Write CSV
When compiled with feature io_csv
, you can use this crate to write CSV files.
This crate relies on the crate csv to write well-formed CSV files, which your code should also depend on.
The following example writes a batch as a CSV file with the default configuration:
use arrow2::{ array::{Array, Int32Array}, chunk::Chunk, error::Result, io::csv::write, }; fn write_batch<A: AsRef<dyn Array>>(path: &str, columns: &[Chunk<A>]) -> Result<()> { let mut writer = std::fs::File::create(path)?; let options = write::SerializeOptions::default(); write::write_header(&mut writer, &["c1"], &options)?; columns .iter() .try_for_each(|batch| write::write_chunk(&mut writer, batch, &options)) } fn main() -> Result<()> { let array = Int32Array::from(&[ Some(0), Some(1), Some(2), Some(3), Some(4), Some(5), Some(6), ]); let batch = Chunk::try_new(vec![&array as &dyn Array])?; write_batch("example.csv", &[batch]) }
Parallelism
This crate exposes functionality to decouple serialization from writing.

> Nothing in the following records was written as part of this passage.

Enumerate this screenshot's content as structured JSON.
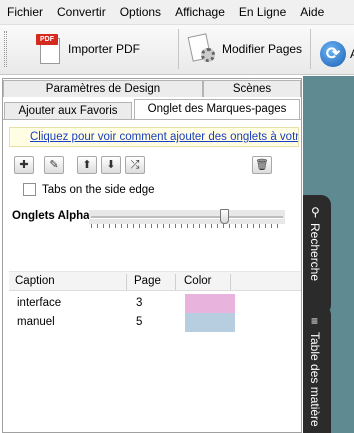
{
  "menubar": {
    "items": [
      "Fichier",
      "Convertir",
      "Options",
      "Affichage",
      "En Ligne",
      "Aide"
    ]
  },
  "toolbar": {
    "import_pdf_label": "Importer PDF",
    "modify_pages_label": "Modifier Pages",
    "pdf_badge": "PDF",
    "truncated_label": "A"
  },
  "tabs": {
    "row_back": [
      "Paramètres de Design",
      "Scènes"
    ],
    "row_front": [
      "Ajouter aux Favoris",
      "Onglet des Marques-pages"
    ],
    "active": "Onglet des Marques-pages"
  },
  "bookmarks_panel": {
    "help_link": "Cliquez pour voir comment ajouter des onglets à votre fl",
    "tabs_on_side_edge_label": "Tabs on the side edge",
    "tabs_on_side_edge_checked": false,
    "alpha_label": "Onglets Alpha:",
    "alpha_value": 0.7,
    "columns": [
      "Caption",
      "Page",
      "Color"
    ],
    "rows": [
      {
        "caption": "interface",
        "page": "3",
        "color": "#e8b4de"
      },
      {
        "caption": "manuel",
        "page": "5",
        "color": "#b7cde0"
      }
    ]
  },
  "side_tabs": {
    "search_label": "Recherche",
    "toc_label": "Table des matière"
  },
  "colors": {
    "side_area": "#5f8a92",
    "side_tab": "#2b2b2b",
    "link": "#1a3fbf"
  },
  "icons": {
    "add": "add-icon",
    "edit": "edit-icon",
    "up": "arrow-up-icon",
    "down": "arrow-down-icon",
    "shuffle": "shuffle-icon",
    "delete": "trash-icon",
    "search": "search-icon",
    "toc": "list-icon"
  }
}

In the example above, the serialization and writing to a file is done synchronously. However, these typically deal with different bounds: serialization is often CPU bounded, while writing is often IO bounded. We can trade-off these through a higher memory usage.
Suppose that we know that we are getting CPU-bounded at serialization, and would like to offload that workload to other threads, at the cost of a higher memory usage. We would achieve this as follows (two batches for simplicity):
use std::io::Write; use std::sync::mpsc; use std::sync::mpsc::{Receiver, Sender}; use std::thread; use arrow2::{ array::{Array, Int32Array}, chunk::Chunk, error::Result, io::csv::write, }; fn parallel_write(path: &str, batches: [Chunk<Box<dyn Array>>; 2]) -> Result<()> { let options = write::SerializeOptions::default(); // write a header let mut writer = std::fs::File::create(path)?; write::write_header(&mut writer, &["c1"], &options)?; // prepare a channel to send serialized records from threads let (tx, rx): (Sender<_>, Receiver<_>) = mpsc::channel(); let mut children = Vec::new(); (0..2).for_each(|id| { // The sender endpoint can be cloned let thread_tx = tx.clone(); let options = options.clone(); let batch = batches[id].clone(); // note: this is cheap let child = thread::spawn(move || { let rows = write::serialize(&batch, &options).unwrap(); thread_tx.send(rows).unwrap(); }); children.push(child); }); for _ in 0..2 { // block: assumes that the order of batches matter. let records = rx.recv().unwrap(); records.iter().try_for_each(|row| writer.write_all(row))? } for child in children { child.join().expect("child thread panicked"); } Ok(()) } fn main() -> Result<()> { let array = Int32Array::from(&[ Some(0), Some(1), Some(2), Some(3), Some(4), Some(5), Some(6), ]); let columns = Chunk::new(vec![array.boxed()]); parallel_write("example.csv", [columns.clone(), columns]) }